Berlin/Frankfurt Der harte Brexit und die Folgen

Berlin/Frankfurt · Erste Banken erwägen den Wegzug aus der Finanzmetropole London. Paris und Frankfurt könnten profitieren.

Rückschlag für das deutsche Finanzzentrum Frankfurt: Europas größte Bank HSBC will nach einem EU-Abschied Großbritanniens einen Teil ihrer Aktivitäten nach Paris verlagern. Etwa 20 Prozent der Handelsumsätze würden nach dem Brexit in die französische Hauptstadt gehen, kündigte Konzernchef Stuart Gulliver am Rande des Weltwirtschaftsforums in Davos an. "Wir gehen nicht dieses Jahr und vielleicht auch nicht nächstes Jahr", sagte Gulliver, "wir gehen in etwa zwei Jahren, wenn der Brexit wirksam ist." HSBC habe alle notwendigen Lizenzen für solch einen Schritt. Nach dem Brexit-Entscheid im Juni des vergangenen Jahres hatte die Bank, die über HSBC Trinkaus (Düsseldorf) in Deutschland vertreten ist, von etwa 1000 Jobs gesprochen, die aus London abwandern könnten.
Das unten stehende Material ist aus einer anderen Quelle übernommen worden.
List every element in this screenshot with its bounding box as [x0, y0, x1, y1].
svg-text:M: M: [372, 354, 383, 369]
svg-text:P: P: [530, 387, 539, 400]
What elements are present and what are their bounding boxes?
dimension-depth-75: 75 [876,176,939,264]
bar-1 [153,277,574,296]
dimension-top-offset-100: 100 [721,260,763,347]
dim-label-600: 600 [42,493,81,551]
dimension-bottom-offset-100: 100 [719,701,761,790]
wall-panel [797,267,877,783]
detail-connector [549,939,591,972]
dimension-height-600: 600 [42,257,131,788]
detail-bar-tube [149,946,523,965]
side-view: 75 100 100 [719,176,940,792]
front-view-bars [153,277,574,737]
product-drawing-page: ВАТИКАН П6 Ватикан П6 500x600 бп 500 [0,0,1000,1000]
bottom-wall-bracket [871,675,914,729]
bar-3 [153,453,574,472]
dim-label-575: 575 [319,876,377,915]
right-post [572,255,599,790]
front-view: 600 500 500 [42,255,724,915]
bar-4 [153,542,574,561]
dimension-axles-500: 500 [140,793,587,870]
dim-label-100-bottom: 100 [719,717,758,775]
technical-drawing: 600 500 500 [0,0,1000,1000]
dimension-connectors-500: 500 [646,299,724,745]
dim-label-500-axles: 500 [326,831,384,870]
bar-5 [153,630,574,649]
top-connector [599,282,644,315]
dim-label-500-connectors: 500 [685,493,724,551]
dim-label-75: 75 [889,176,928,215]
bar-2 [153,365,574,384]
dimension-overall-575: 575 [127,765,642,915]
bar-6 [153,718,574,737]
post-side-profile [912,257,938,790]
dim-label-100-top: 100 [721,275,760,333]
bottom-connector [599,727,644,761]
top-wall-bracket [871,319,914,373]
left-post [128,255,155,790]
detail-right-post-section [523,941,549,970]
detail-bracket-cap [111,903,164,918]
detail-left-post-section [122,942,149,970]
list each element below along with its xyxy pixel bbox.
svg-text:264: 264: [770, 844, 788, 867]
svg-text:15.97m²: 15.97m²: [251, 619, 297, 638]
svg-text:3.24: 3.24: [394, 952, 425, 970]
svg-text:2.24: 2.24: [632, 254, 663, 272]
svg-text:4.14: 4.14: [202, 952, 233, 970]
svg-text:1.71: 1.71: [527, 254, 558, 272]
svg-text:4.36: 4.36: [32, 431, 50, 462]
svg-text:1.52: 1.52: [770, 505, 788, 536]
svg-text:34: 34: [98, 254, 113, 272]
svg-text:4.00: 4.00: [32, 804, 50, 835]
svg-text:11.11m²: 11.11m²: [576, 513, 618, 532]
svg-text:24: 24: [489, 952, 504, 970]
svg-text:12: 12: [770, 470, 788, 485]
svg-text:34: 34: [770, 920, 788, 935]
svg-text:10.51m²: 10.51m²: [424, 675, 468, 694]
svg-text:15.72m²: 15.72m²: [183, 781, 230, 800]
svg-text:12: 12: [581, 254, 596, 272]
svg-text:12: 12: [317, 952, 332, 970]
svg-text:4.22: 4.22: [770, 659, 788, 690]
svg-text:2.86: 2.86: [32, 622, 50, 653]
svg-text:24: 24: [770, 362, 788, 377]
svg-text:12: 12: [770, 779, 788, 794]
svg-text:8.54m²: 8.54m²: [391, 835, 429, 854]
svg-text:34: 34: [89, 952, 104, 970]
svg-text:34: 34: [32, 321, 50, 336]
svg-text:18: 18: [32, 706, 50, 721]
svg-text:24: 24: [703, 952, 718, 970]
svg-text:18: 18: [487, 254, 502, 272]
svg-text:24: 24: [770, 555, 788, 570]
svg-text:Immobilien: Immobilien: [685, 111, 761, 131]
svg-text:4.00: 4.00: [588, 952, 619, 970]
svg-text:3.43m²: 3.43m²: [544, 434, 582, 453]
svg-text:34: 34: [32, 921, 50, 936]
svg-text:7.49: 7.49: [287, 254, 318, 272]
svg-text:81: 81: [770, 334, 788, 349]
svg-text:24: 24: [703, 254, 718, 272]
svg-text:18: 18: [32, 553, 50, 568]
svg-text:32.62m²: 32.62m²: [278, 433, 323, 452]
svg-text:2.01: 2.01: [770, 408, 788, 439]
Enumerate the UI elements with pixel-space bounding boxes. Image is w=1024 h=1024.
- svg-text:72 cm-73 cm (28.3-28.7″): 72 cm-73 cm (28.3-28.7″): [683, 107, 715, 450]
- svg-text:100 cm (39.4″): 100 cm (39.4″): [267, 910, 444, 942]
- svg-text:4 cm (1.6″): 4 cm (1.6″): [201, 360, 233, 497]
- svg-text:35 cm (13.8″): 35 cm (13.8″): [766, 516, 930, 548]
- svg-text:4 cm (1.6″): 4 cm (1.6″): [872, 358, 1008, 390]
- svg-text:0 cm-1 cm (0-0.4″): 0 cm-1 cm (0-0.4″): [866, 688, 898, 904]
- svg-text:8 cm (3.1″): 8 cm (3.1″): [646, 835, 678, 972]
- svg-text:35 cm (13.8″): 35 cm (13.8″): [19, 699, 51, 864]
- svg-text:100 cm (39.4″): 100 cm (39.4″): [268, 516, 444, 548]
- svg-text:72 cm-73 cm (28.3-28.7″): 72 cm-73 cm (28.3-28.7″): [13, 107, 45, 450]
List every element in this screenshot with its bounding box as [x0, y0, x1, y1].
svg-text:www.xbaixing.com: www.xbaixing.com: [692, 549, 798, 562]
Frankfurt hofft auf einen Zuwachs an Arbeitsplätzen durch den Austritt Großbritanniens aus der Europäischen Union. Viele in London angesiedelte Banken wollen Finanzkreisen zufolge in den kommenden Monaten entscheiden, welche Geschäfte sie aus der britischen Hauptstadt verlagern. Die Mainmetropole hat dabei ungeachtet des Rückschlags in Sachen HSBC gute Karten. Die meisten Institute hätten wenige Ausweichstandorte in der engeren Auswahl - "und sie stehen kurz vor einer Entscheidung", sagt die Londoner Finanzexpertin Charlotte Stalin von der Kanzlei Simmons & Simmons, die Institute bei ihren Brexit-Plänen berät. Sie geht davon aus, dass Frankfurt zu den größten Profiteuren gehören wird, gefolgt von Dublin und Paris. Auch deutsche Lobbyisten und Bankenaufseher erwarten nach diversen Treffen mit amerikanischen, asiatischen und britischen Geldhäusern zeitnah Entscheidungen pro Frankfurt. Die Aufsichtsbehörden in Deutschland haben Gespräche mit einer hohen zweistelligen Zahl an Interessenten geführt und bei vielen eine Präferenz für Frankfurt herausgehört, wie ein Insider berichtet. Ein Geldhaus habe durchblicken lassen, Tausende Stellen an den Main zu verlagern.

Mit dem "harten Brexit", den Premierministerin Theresa May angekündigt hatte, verlören die britischen Banken auf jeden Fall den sogenannten EU-Pass, mit dem sie ihre Produkte auch in der Union verkaufen könnten, sagte der Präsident des Bundesverbandes der deutschen Banken, Hans-Walter Peters. "Dies wird zu Anpassungen bei den Geschäftstätigkeiten der Institute führen und mit Verlagerungen an andere Finanzstandorte einhergehen", sagte Peters. Der Banken-Professor Martin Hellmich von der Frankfurt School of Finance warnt aber vor zu viel Euphorie in Frankfurt: "Ich habe Zweifel, ob es in der Stadt unter dem Strich mittelfristig mehr Arbeitsplätze in der Finanzindustrie geben wird, schließlich streichen heimische Geldhäuser wie die Deutsche Bank und die Commerzbank Tausende Stellen."

Derweil sehen sich die Deutsche Börse und die London Stock Exchange (LSE) bei ihrer geplanten Fusion erheblichen Widerständen des Landes Hessen gegenüber. Das Land machte bei einem Spitztreffen deutlich, dass es gerade nach dem Brexit-Votum große Bedenken gegen den Zusammenschluss hat, wenn die Holdinggesellschaft der Mega-Börse wie geplant in London angesiedelt wird. Zu einer Annäherung zwischen beiden Seiten sei es bei dem Gipfeltreffen nicht gekommen, hieß es. "Es kam nichts, aber wirklich gar nichts heraus", erklärte einer der Insider gestern, "es ist ernüchternd."

Die hessische Börsenaufsicht kann die Fusion untersagen, wenn sie die Gefahr sieht, dass dadurch die Weiterentwicklung des Börsenstandorts Frankfurt beeinträchtigt wird. Insidern zufolge fürchtet die Behörde, dass sie nach dem Zusammenschluss nicht genügend Zugriff auf die Londoner Holding hätte. Die Zustimmung aus Wiesbaden gilt als größte Hürde für den gut 25 Milliarden Euro schweren Deal, für den auch die EU-Kommission noch grünes Licht geben muss.